Koolhaas a fait le déplacement. Pour délivrer, avec une parcimonie rigoriste, sa bonne parole. Il rappelle qu’il a déjà conçu, en 2004, une bibliothèque, celle de Seattle (État de Washington). On se remémore son image, spectaculaire, monumentale, avec ses onze étages recouverts de verre et d’acier. Cette Books Spiral présentait déjà les documents dans un unique espace, étendu sur quatre niveaux. « Mais depuis Seattle, énonce Koolhaas, les choses ont changé. Même à l’ère d’Amazon et de Microsoft, le livre a fait son retour, reste populaire. C’est un paradoxe, il profite d’Internet. Face aux fake news, il a plus de crédibilité. C’est un moment plus excitant pour construire une bibliothèque, même si elle intègre le numérique, les mangas, des feuilletoirs tactiles. Je suis heureux de me reconnecter avec la France, avec un bâtiment public, heureux que ce soit une bibliothèque, la typologie la plus connue et ancienne du monde. Elle est un hybride entre ancien et moderne, pour s’opposer au flot digital. Le livre va exister pour toujours. Une bibliothèque du XXIe siècle devient aussi un lieu de vie, avec un restaurant. » Quant à l’architecture, il souligne qu’ici, à Caen, il a prôné « l’absence du bâtiment, le vide, qui capture les qualités de la ville, une ville détruite. Il est simple à l’extérieur, complexe à l’intérieur, si complexe. »
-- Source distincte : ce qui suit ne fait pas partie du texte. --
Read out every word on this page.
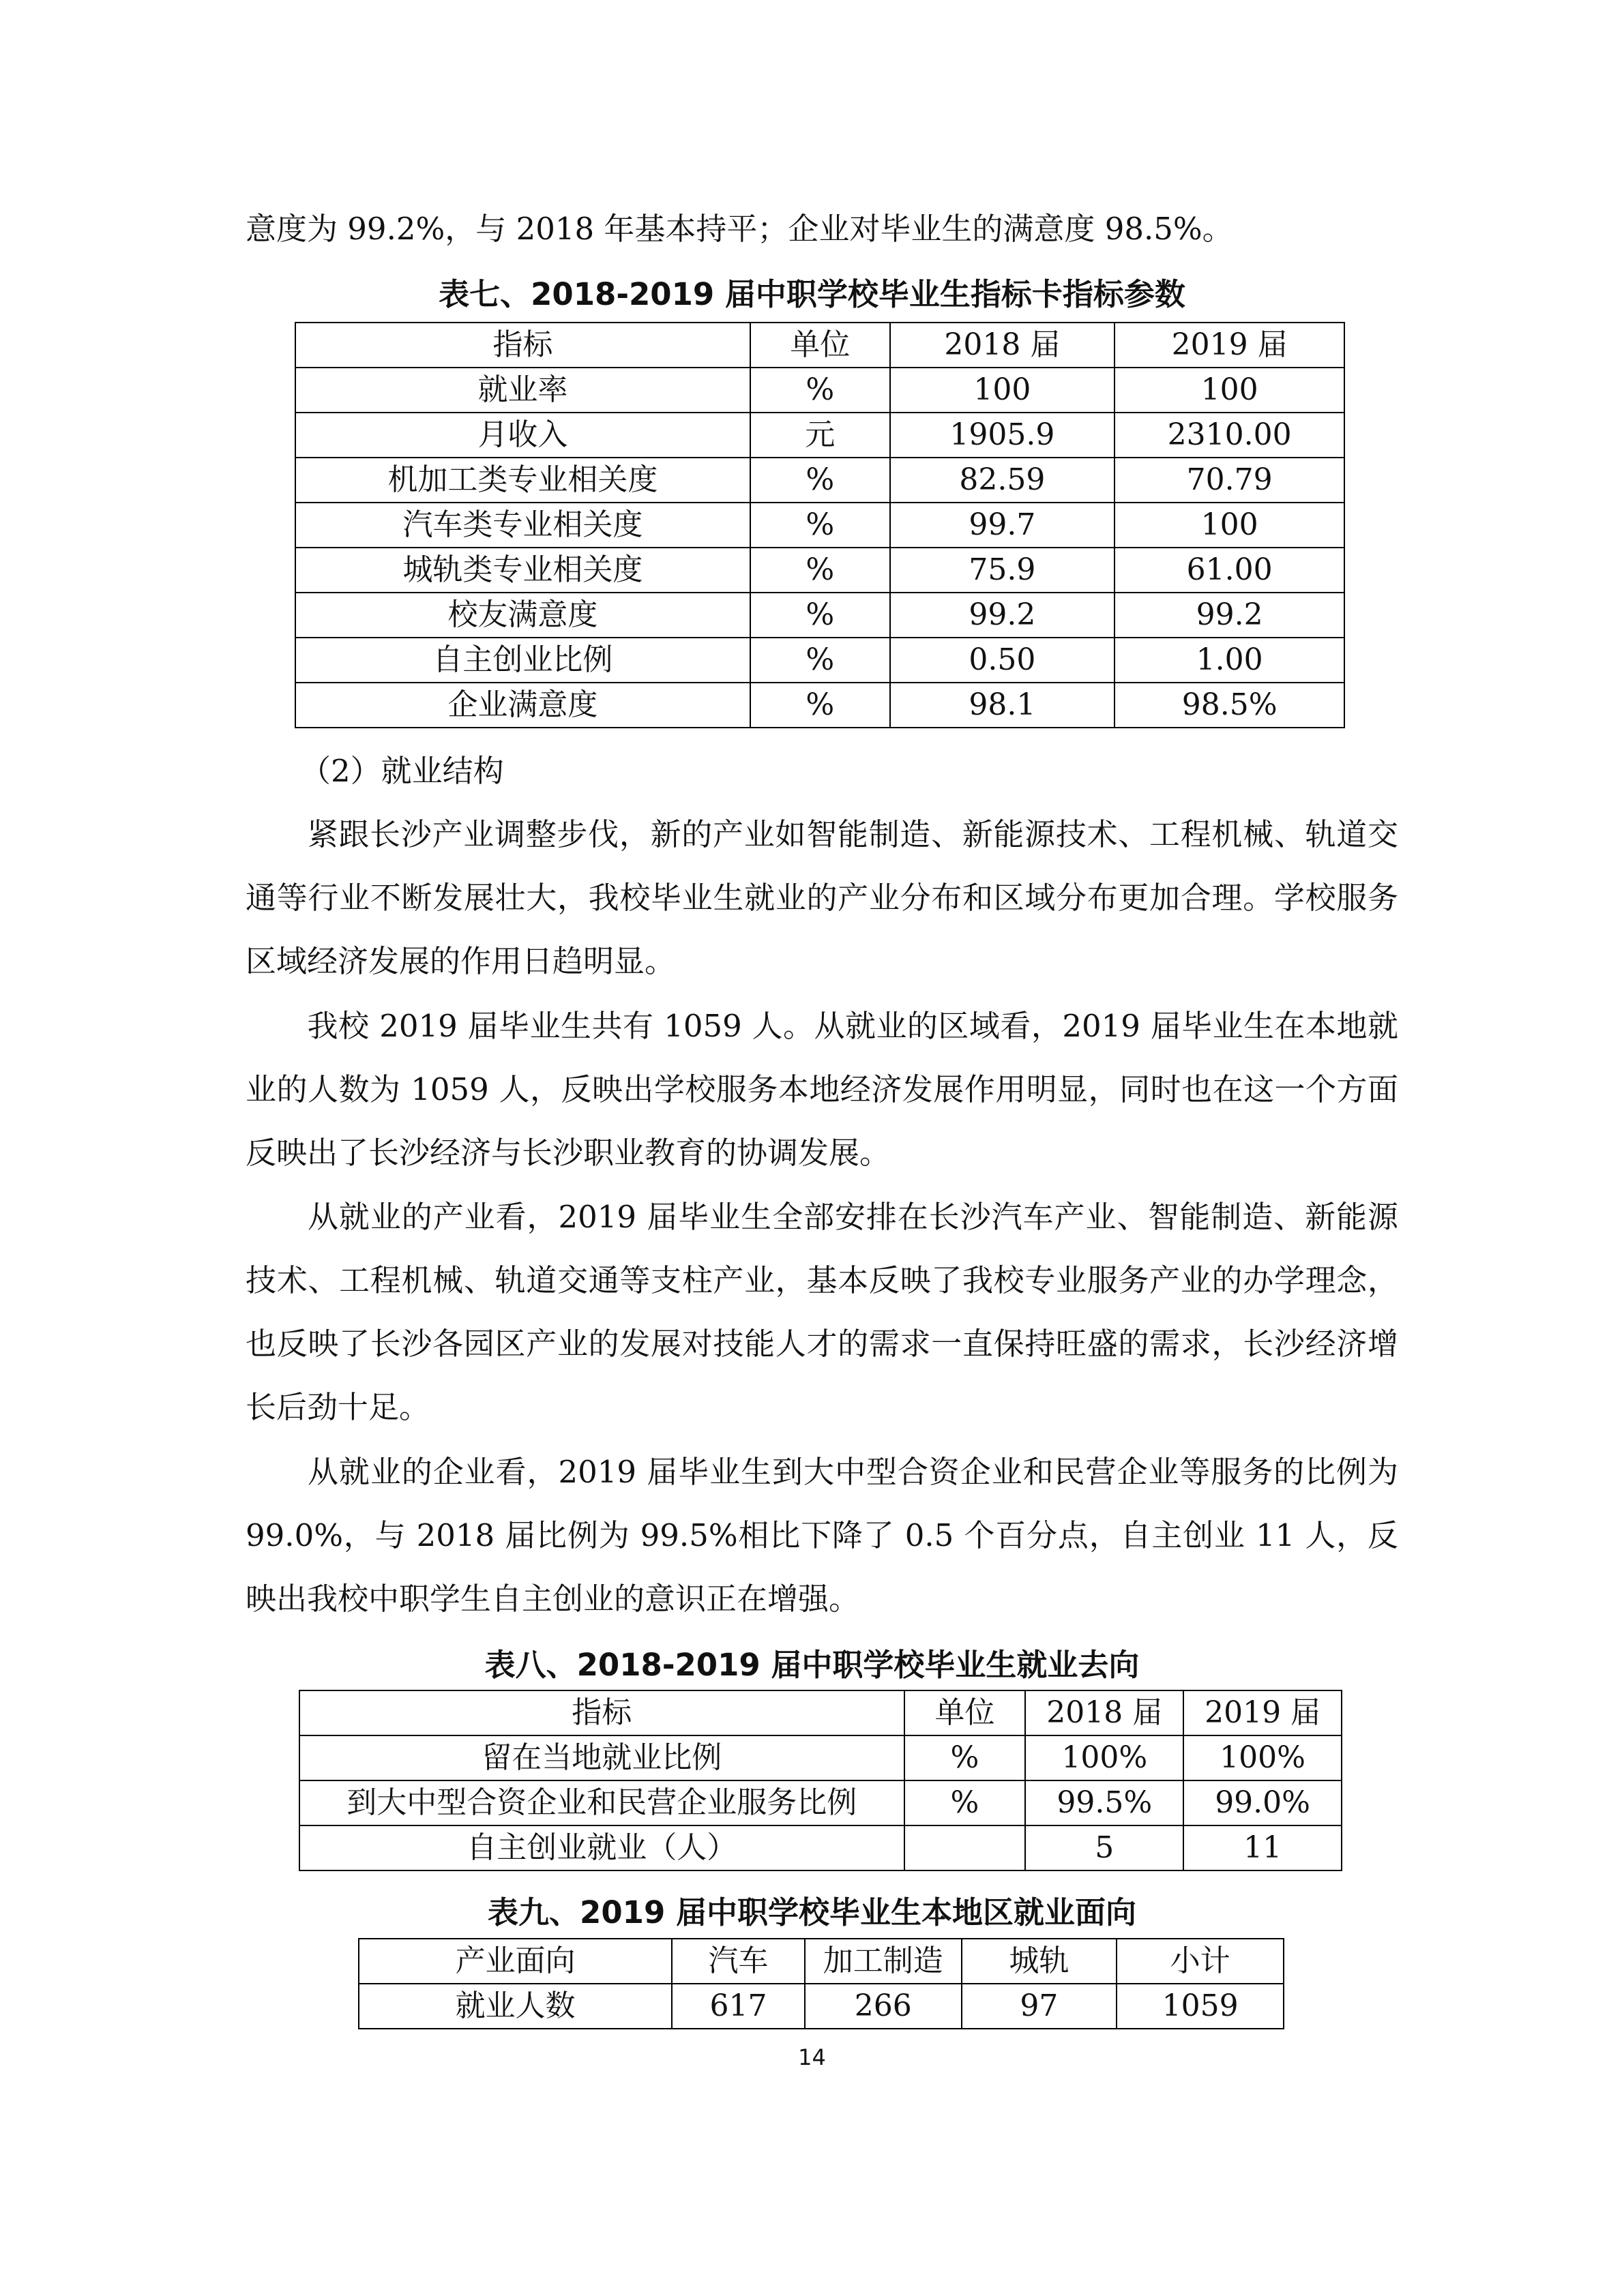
意度为 99.2%，与 2018 年基本持平；企业对毕业生的满意度 98.5%。
表七、2018-2019 届中职学校毕业生指标卡指标参数
指标	单位	2018 届	2019 届
就业率	%	100	100
月收入	元	1905.9	2310.00
机加工类专业相关度	%	82.59	70.79
汽车类专业相关度	%	99.7	100
城轨类专业相关度	%	75.9	61.00
校友满意度	%	99.2	99.2
自主创业比例	%	0.50	1.00
企业满意度	%	98.1	98.5%
（2）就业结构
紧跟长沙产业调整步伐，新的产业如智能制造、新能源技术、工程机械、轨道交通等行业不断发展壮大，我校毕业生就业的产业分布和区域分布更加合理。学校服务区域经济发展的作用日趋明显。
我校 2019 届毕业生共有 1059 人。从就业的区域看，2019 届毕业生在本地就业的人数为 1059 人，反映出学校服务本地经济发展作用明显，同时也在这一个方面反映出了长沙经济与长沙职业教育的协调发展。
从就业的产业看，2019 届毕业生全部安排在长沙汽车产业、智能制造、新能源技术、工程机械、轨道交通等支柱产业，基本反映了我校专业服务产业的办学理念，也反映了长沙各园区产业的发展对技能人才的需求一直保持旺盛的需求，长沙经济增长后劲十足。
从就业的企业看，2019 届毕业生到大中型合资企业和民营企业等服务的比例为 99.0%，与 2018 届比例为 99.5%相比下降了 0.5 个百分点，自主创业 11 人，反映出我校中职学生自主创业的意识正在增强。
表八、2018-2019 届中职学校毕业生就业去向
指标	单位	2018 届	2019 届
留在当地就业比例	%	100%	100%
到大中型合资企业和民营企业服务比例	%	99.5%	99.0%
自主创业就业（人）		5	11
表九、2019 届中职学校毕业生本地区就业面向
产业面向	汽车	加工制造	城轨	小计
就业人数	617	266	97	1059
14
Ce bâtiment-croix, croisement pour la lecture publique, apparaissait au premier abord si peu contextuel, si peu spectaculaire. Comme un signe de contrition, face aux deux abbayes, au philosophe Alexis de Tocqueville, élu bas-normand du XIXe siècle ? C’est une boussole. Elle repositionne la ville à l’intersection du centre ancien et de sa presqu’île. Elle regarde cette friche industrielle de 300 hectares, tournée vers l’avenir de sa reconversion, entre canal et Orne, elle qui embarque à nouveau vers la mer, au loin. 

© Antoine Cardi

Son aménagement, tel un bocage urbain, est assuré par une autre agence néerlandaise, MVRDV, conduite par l’architecte Winy Maas. Ce territoire, qui attend logements et entreprises, est déjà riche de quelques équipements contemporains de qualité, sans plus d’effets de styles, à visiter aussi: le Tribunal de grande instance (BE Hauvette et Champenois), l’École supérieure d’arts et médias (studio Milou) et la Maison de la recherche et de l’innovation conçue (Bruther). Et un pionnier de 2006, le Cargo, salle de concert et café musique conçus par Olivier Chaslin et Pierre Frinault. Tout cela donne envie de découvrir Caen… Plutôt Caen la Mer, nouvelle appellation de la communauté urbaine commanditaire. On s’amuse bêtement en imaginant comment Raymond Devos aurait fait rebondir son sketch « À Caen les vacances »… 

Anne-Marie Fèvre
Architecture

[1] Vers une architecture extrême (1996). New York délire (1978). Ville générique (1994). S,M,L,X,L (1995), Junkspace (2001). 

Bibliothèque Alexis de Tocqueville, 15, quai François-Mitterrand,  14000 Caen la Mer.